2. Respect envers les morts. La piété publique lui composa de royales funérailles, et l'opinion, voulant exprimer la pensée commune, rencontra pour parler de lui des expressions qui venaient du coeur de tous (Lacord., Éloge fun. Drouot, 1847, p.7):
6. ... nous aperçûmes des fosses fraîches, marquées d'une croix de bois grossière que la piété des fossoyeurs improvisés ornait d'un casque, parfois d'une pipe, d'une photo de femme ou d'une fourragère. Ambrière, Gdes vac., 1946, p.32.
3. Attachement à la patrie, à certaines abstractions.
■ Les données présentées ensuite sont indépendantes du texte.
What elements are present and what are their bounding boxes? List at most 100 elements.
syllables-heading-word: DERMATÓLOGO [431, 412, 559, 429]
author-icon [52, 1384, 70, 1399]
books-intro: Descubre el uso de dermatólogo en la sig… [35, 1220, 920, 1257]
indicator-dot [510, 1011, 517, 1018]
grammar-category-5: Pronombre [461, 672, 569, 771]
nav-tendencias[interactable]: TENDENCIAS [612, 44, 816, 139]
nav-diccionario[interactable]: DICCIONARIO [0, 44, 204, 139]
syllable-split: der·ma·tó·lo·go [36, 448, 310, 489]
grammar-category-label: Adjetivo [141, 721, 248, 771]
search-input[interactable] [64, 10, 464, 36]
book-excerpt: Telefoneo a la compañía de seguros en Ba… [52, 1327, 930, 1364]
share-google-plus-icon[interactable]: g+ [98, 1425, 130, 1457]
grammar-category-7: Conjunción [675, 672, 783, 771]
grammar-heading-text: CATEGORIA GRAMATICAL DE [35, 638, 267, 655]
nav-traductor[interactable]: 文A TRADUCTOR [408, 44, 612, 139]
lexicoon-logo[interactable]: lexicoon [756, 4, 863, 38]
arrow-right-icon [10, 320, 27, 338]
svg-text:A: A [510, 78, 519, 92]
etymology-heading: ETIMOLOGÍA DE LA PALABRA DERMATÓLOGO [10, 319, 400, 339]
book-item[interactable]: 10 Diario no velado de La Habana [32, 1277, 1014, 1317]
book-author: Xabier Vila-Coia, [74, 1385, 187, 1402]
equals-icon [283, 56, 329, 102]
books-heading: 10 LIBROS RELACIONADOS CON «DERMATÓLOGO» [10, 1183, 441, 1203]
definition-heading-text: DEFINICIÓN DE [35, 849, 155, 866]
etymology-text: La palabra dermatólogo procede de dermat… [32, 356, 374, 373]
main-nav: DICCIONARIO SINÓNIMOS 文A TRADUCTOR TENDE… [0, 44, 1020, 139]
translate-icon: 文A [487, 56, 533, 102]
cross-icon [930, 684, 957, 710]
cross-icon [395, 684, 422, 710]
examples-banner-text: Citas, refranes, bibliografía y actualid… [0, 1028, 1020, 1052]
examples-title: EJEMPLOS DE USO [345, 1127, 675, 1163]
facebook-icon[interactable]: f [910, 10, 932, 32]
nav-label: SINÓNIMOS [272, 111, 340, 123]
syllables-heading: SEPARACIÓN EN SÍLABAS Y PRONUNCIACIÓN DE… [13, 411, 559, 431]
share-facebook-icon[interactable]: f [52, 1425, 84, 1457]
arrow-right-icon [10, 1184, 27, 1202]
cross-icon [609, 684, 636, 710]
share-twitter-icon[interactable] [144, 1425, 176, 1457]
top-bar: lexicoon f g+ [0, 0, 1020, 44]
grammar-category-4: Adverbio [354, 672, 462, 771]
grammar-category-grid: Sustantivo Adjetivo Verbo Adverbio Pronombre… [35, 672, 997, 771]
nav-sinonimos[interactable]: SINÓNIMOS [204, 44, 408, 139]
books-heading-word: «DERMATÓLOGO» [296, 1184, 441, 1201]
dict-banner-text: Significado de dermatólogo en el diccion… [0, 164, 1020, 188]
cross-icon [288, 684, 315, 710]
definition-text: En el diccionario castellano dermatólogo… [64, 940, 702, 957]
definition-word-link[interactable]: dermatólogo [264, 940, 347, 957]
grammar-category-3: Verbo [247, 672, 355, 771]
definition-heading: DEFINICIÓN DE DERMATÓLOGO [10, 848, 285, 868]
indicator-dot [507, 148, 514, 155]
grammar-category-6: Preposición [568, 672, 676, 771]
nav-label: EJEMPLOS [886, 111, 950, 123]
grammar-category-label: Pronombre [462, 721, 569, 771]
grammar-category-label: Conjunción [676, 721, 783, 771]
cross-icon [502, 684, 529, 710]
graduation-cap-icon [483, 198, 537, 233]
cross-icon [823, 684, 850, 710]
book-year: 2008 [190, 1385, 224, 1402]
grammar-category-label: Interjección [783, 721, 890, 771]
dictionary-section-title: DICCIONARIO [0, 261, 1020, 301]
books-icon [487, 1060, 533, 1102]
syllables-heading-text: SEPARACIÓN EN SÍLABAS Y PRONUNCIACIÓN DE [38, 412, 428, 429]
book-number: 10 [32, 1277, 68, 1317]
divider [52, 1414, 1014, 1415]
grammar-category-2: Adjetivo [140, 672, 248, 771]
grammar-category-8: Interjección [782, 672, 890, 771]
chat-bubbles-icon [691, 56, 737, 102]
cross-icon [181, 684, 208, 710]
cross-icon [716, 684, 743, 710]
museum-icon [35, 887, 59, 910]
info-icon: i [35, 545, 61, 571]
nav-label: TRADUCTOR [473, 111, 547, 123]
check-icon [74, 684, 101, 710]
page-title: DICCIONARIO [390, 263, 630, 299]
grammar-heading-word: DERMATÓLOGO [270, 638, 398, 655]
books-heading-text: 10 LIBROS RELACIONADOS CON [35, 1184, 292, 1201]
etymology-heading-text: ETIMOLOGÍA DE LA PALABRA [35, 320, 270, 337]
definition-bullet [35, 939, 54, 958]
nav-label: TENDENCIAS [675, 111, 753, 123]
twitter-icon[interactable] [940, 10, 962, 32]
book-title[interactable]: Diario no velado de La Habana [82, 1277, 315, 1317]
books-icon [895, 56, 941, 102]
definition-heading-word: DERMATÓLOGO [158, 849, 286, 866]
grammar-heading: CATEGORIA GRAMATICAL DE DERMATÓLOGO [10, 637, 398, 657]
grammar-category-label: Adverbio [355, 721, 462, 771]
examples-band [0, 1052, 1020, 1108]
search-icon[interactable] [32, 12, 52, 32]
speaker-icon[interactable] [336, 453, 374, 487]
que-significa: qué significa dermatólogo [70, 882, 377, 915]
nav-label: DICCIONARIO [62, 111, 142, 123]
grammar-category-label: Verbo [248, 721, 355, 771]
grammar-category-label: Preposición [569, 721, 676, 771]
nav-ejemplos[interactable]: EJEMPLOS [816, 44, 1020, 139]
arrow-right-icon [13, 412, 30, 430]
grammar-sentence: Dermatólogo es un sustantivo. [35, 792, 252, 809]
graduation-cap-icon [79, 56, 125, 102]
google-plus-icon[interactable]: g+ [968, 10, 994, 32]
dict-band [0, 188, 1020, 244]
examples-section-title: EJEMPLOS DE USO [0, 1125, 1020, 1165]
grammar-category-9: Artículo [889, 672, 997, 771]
Cette piété qui s'attache aux lieux est aussi une portion du noble sentiment qui nous unit à la patrie (Nerval, Bohême gal., 1853, p.215).Au premier étage un musée, entretenu avec piété par la Société des Fils de la Révolution, montre orgueilleusement des meubles d'époque, une antique cheminée ornée de drapeaux confédérés en faisceaux (Morand, New-York, 1930, p.53):
7. La piété envers la patrie dans laquelle nous sommes nés, et avons été nourris, est, comme la piété envers les parents, une vertu qui se rattache à la justice: nous sommes débiteurs à l'égard de notre patrie selon les bienfaits de toute sorte.... Maritain, Primauté spirit., 1927, p.135.
REM.
Pieuseté, subst. fém.,rare, synon. péj.Tu sais que j'ai été élevé avec elle [une religieuse] (...) une pieuseté! Mon enfant! Incroyable (La Varende, Centaure de Dieu, 1938, p.164).
Prononc. et Orth.: [pjete]. Homon. piéter. Ac. 1694 et 1718: pieté; dep. 1740: piété. Étymol. et Hist. 1. Fin du xes. «pitié» (Passion, éd. D'Arco Silvio Avalle, 200: pïeted); 2. 1541 «fervent attachement au service de Dieu, aux devoirs et aux pratiques de la religion» (Calvin, Institution de la religion chrestienne, éd. J.-D. Benoît, l. III, chap.II, 10, p.27); 3. av. 1628 «attachement fait de tendresse et de respect» (Malherbe, trad. de Sénèque, Traité des bienfaits ds OEuvres, éd. L. Lalanne, t.2, p.193). Empr. au lat. pietas (v. pitié), d'abord au sens dér. de «pitié», pris au sens du lat. class. Fréq. abs. littér.: 1634. Fréq. rel. littér.: xixes. a) 3104, b) 2040; xxes.: a) 2311, b) 1816. Bbg. Marchand (H.). Archivum linguisticum. 1939, t.23, pp.95-98. _Wartburg (W. von). Z. rom. Philol. 1942, t.62, p.152.